On February 25 and 26 the US Food and Drug Administration will discuss the possibility of legalising three-parent embryos – or, in scientific lingo, “oocyte modification in assisted reproduction for the prevention of transmission of mitochondrial disease or treatment of infertility”.
This procedure, which involves removing the nucleus from one human egg whose cytoplasm contains defective mitochondria and placing it in an enucleated egg with healthy DNA for subsequent fertilisation, is also being debated in the UK.
The measure is strongly opposed by the Center for Genetics and Society, which is promoting an open letter to the FDA. It claims that mitochondrial transfer is unsafe, is effectively experimentation on unconsenting human subjects, and would only help a handful of women. Most importantly, it constitutes germline modification, a form of eugenics. This is a bright line which no country has ever stepped across.

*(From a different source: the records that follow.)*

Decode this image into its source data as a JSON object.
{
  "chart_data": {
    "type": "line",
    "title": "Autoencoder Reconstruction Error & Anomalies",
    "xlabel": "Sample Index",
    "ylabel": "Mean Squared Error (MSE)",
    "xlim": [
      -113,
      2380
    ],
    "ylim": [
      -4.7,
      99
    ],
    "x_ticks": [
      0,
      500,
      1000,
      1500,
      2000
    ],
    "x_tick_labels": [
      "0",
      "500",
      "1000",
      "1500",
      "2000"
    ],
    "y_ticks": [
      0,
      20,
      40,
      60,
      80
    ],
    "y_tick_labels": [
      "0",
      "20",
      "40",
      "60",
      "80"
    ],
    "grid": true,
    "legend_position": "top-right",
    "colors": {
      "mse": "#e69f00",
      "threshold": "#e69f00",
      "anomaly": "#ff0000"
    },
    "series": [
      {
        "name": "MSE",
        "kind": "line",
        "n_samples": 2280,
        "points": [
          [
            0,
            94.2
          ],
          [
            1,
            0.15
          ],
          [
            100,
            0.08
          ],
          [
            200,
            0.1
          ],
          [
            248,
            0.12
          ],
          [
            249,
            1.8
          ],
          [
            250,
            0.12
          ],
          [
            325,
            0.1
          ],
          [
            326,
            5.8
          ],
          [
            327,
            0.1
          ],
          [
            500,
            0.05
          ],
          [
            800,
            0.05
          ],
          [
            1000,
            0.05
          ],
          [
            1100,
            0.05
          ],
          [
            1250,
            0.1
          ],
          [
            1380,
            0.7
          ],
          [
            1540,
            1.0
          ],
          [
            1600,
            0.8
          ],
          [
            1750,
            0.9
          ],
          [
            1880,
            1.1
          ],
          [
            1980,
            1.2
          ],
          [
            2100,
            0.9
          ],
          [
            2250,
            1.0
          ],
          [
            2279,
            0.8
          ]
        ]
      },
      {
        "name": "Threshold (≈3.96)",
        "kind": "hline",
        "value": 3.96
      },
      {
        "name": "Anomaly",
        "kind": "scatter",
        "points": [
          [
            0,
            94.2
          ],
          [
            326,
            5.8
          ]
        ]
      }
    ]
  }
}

We strongly believe that clinical trials … should not be permitted because of the profound safety, efficacy, policy and social problems they would pose. We question the ethics of bringing children into existence by experimental techniques that have had developmentally poor outcomes in studies using both animal and human oocytes. We are also concerned about the contravention of widespread prohibitions against human germline genetic modification that approval of clinical trials would represent, and about the possible precedent such approval could set for additional human germline modifications.